La chro­nique de Martial : la parole d’une géné­ra­tion sacrifiée

Nous vivons une drôle d’é­poque où la dés­illu­sion ne suf­fit plus à croire en nos liber­tés. Toutes les caté­go­ries de popu­la­tion ont quelque chose à dire où à redire sur la socié­té. Notre crise est plus que jamais iden­ti­taire. Guerres de sexes, de cou­leurs, de reli­gions, d’argent. La son­nette d’a­larme est tirée.
Au milieu de ces enjeux socié­taux, il y a une jeu­nesse qui souffre. Pour nom­mer la jeu­nesse d’entre-deux guerres on par­lait de géné­ra­tion per­due. Pour nom­mer celle d’au­jourd’­hui on dit “géné­ra­tion sacri­fiée”. En plein boom du virus, les jeunes d’au­jourd’­hui savent qu’ils vont davan­tage souf­frir de la crise éco­no­mique à venir liée à la crise sani­taire actuelle. Le confi­ne­ment est venu créer un spleen dans un état d’es­prit qui était déjà indi­vi­dua­liste. Mais en plus d’être seule, de ne pas pou­voir faire la fête ni main­te­nir le lien social, la jeu­nesse doit affron­ter le mar­ché du tra­vail dans un contexte dif­fi­cile où le chô­mage guette. Où il faut revoir ses pré­ten­tions sala­riales. Même avec de solides bagages.

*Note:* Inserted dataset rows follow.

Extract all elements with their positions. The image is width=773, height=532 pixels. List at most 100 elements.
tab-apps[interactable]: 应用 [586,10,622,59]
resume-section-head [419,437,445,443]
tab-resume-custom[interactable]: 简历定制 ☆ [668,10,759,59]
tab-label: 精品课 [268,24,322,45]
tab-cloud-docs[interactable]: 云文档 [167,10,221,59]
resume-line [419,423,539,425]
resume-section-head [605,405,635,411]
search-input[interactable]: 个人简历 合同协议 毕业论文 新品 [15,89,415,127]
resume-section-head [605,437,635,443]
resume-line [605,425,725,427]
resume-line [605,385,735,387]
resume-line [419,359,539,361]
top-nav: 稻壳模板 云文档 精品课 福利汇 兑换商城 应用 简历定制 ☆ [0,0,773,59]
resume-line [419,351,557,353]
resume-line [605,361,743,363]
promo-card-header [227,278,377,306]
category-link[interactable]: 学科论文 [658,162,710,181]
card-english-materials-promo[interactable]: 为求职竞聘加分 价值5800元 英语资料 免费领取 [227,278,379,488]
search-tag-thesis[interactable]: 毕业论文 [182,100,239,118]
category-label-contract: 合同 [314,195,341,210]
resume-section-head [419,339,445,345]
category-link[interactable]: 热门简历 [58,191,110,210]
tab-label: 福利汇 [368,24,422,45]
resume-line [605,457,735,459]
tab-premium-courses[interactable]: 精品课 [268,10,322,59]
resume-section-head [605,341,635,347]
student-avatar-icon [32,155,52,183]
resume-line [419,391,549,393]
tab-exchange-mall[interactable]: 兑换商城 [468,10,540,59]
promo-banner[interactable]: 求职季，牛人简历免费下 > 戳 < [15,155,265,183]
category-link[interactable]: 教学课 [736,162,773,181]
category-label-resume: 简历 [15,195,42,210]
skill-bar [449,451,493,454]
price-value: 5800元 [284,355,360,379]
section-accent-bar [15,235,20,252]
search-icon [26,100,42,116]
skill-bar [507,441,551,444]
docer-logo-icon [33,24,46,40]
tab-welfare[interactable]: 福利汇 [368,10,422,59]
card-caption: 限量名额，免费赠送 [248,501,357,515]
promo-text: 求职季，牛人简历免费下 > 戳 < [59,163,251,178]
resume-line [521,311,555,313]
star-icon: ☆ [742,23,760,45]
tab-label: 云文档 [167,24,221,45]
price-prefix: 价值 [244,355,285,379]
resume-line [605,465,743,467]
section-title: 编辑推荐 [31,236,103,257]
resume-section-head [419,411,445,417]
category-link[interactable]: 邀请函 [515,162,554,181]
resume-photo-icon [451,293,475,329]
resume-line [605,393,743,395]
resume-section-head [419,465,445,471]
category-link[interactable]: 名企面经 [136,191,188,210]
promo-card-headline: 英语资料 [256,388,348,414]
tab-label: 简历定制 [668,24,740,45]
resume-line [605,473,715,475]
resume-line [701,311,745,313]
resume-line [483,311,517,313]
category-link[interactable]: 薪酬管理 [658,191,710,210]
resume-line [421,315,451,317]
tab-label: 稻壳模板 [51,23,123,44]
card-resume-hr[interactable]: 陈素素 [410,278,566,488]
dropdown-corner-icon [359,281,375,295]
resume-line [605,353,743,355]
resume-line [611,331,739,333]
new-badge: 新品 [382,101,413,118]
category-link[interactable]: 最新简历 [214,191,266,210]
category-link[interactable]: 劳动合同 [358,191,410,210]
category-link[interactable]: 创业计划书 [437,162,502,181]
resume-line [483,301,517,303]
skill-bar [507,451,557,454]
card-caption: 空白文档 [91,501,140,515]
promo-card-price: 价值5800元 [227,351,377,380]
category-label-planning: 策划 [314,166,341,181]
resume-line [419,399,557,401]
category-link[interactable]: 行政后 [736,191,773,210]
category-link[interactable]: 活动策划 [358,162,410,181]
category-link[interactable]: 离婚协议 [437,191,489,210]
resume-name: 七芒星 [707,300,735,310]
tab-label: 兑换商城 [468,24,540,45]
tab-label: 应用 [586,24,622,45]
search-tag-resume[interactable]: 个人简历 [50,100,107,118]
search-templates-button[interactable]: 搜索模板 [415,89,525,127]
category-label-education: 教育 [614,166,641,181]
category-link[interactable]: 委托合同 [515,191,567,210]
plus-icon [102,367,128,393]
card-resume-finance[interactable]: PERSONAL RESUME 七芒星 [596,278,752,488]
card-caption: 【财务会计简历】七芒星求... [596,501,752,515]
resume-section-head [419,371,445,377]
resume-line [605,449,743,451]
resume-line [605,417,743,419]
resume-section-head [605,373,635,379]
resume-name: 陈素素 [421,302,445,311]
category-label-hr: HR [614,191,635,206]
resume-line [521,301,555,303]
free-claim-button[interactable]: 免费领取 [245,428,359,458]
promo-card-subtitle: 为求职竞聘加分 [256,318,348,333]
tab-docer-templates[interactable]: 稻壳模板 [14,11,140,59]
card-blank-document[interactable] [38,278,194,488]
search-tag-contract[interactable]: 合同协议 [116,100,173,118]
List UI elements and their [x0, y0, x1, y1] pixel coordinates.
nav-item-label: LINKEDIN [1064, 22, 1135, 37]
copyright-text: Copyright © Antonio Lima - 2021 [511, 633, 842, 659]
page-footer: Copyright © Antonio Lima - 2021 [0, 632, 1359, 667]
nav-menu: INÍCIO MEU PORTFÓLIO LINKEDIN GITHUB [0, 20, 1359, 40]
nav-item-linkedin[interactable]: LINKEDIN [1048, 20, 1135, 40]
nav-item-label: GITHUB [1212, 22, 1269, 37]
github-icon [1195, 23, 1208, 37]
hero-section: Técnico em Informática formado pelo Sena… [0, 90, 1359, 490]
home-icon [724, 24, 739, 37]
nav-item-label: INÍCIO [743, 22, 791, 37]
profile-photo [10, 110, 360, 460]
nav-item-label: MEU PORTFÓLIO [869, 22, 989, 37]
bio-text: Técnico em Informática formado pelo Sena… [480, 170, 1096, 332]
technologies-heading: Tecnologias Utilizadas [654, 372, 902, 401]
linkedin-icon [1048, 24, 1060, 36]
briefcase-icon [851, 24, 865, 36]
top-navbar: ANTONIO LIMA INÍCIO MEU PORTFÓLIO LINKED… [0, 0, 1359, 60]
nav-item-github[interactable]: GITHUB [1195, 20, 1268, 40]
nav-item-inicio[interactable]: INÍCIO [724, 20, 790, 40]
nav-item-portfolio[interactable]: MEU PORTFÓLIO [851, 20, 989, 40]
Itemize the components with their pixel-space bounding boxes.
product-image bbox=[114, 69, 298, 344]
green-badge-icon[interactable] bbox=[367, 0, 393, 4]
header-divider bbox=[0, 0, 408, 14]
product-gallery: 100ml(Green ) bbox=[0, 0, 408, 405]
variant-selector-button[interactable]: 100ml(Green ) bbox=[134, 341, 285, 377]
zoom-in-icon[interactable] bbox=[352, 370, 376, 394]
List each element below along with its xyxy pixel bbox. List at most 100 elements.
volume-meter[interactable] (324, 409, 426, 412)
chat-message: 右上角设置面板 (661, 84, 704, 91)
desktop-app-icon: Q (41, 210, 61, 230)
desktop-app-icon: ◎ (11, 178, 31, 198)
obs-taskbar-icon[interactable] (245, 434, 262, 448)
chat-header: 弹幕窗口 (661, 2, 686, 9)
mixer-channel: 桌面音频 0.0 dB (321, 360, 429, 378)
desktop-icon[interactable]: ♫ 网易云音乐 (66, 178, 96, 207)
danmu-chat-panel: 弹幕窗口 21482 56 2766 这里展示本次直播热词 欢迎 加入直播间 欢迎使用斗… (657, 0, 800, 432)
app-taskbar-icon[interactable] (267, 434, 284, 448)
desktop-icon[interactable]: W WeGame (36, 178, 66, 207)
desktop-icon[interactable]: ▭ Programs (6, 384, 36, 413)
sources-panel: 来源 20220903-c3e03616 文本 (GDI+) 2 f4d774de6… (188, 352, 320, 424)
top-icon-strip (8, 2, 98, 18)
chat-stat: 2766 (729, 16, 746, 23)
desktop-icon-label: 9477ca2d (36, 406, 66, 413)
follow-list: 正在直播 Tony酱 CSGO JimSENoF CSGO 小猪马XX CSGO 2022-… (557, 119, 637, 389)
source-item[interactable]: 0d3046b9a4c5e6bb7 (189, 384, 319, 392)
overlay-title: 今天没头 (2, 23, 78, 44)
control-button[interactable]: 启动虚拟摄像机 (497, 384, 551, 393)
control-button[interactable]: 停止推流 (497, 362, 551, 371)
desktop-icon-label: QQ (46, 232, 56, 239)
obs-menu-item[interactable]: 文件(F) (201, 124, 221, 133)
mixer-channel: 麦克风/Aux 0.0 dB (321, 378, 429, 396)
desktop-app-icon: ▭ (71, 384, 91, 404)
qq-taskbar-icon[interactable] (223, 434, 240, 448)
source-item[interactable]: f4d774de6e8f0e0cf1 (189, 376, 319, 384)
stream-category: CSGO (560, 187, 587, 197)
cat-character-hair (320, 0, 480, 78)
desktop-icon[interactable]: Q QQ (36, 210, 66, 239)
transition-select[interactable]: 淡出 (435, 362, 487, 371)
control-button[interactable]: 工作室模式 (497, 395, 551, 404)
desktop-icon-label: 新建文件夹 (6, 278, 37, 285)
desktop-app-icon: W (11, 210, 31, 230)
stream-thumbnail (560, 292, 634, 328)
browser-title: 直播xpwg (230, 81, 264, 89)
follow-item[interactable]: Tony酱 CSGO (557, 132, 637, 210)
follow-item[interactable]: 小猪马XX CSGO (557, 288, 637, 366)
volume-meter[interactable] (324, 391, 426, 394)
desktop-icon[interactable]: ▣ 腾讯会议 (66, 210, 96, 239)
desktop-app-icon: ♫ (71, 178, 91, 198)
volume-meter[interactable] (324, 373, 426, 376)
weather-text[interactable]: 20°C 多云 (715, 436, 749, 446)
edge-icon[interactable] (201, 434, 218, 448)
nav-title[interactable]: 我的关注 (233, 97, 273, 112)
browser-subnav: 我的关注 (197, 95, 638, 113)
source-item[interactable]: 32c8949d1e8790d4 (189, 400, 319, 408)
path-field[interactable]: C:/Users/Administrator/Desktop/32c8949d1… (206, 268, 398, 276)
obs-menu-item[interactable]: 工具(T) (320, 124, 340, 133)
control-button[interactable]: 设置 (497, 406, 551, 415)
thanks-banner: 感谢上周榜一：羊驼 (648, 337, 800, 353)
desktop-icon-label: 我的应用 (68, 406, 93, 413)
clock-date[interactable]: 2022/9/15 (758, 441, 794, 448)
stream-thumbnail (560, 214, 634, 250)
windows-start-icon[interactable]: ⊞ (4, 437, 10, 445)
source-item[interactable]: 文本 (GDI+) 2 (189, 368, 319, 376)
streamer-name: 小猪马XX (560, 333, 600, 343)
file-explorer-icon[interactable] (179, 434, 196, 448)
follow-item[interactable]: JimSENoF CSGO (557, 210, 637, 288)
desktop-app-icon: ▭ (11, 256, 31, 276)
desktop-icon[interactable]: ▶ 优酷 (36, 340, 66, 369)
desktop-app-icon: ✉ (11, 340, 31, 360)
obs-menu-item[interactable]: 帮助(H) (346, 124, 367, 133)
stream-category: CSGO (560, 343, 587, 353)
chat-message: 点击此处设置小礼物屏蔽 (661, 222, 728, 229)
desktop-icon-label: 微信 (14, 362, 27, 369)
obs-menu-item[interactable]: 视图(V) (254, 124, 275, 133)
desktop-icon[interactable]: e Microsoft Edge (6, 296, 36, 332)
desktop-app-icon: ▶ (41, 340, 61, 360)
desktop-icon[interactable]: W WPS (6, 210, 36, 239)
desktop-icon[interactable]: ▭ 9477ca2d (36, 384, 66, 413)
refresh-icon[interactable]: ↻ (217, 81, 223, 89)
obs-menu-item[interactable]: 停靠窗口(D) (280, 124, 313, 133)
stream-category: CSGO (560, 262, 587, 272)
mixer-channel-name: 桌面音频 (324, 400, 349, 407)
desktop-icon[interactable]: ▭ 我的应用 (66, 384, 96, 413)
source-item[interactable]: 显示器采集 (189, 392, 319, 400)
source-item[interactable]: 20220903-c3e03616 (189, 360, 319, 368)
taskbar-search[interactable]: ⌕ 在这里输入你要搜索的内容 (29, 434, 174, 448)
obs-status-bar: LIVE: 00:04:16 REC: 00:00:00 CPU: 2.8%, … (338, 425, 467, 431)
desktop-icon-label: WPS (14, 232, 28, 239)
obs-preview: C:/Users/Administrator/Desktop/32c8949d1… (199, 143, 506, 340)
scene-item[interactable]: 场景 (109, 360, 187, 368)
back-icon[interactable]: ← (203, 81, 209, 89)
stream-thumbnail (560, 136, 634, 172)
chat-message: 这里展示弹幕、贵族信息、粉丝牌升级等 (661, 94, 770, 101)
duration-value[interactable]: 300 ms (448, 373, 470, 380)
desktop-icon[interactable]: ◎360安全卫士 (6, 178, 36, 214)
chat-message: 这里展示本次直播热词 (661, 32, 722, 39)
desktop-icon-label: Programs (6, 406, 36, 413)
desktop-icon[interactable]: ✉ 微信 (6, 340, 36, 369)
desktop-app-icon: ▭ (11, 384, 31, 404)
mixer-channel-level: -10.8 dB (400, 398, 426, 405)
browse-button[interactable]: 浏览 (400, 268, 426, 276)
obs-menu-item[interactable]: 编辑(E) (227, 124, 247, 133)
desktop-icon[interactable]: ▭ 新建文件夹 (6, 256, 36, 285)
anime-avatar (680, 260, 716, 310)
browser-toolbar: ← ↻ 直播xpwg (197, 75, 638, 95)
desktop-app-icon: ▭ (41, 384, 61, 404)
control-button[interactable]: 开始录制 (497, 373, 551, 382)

“Le confi­ne­ment est venu créer un spleen dans un état d’es­prit qui était déjà indi­vi­dua­liste

C’est une géné­ra­tion qui par dépit se tourne vers le vir­tuel et se créé un monde “à côté”. Le fait de voir la vie à tra­vers un écran, sou­vent faus­sée, modi­fie le com­por­te­ment des uns et des autres, quitte à créer une super­fi­cia­li­té étouf­fante. Un mal de recon­nais­sance s’ins­talle alors. Avant, on allait vers l’autre, on se fai­sait des amis sans les réseaux sociaux, on par­ta­geait, on échan­geait. Aujourd’hui on se tourne plu­tôt vers soi et l’i­mage que l’on renvoie.
Si l’on ne s’in­quiète pas de cette jeu­nesse, si on ne prend pas soin d’elle, si on la laisse à la déroute, on prend le risque d’en­gen­drer les conflits de demain et de bas­cu­ler vers une socié­té de plus en plus divisée.
On peut ima­gi­ner alors, si on veut res­ter posi­tif à toute épreuve, qu’une fois ce virus maî­tri­sé et vain­cu, puisque notre Président a repris l’i­dée de “guerre sani­taire”, qu’il y aura une libé­ra­tion un jour. La libé­ra­tion, ain­si nom­me­ra-t-on l’ef­fet de foule qui des­cen­dra dans la rue pour s’en­la­cer, s’embrasser, enter­rer le masque et l’en­ne­mi invi­sible pour recons­truire le monde de demain.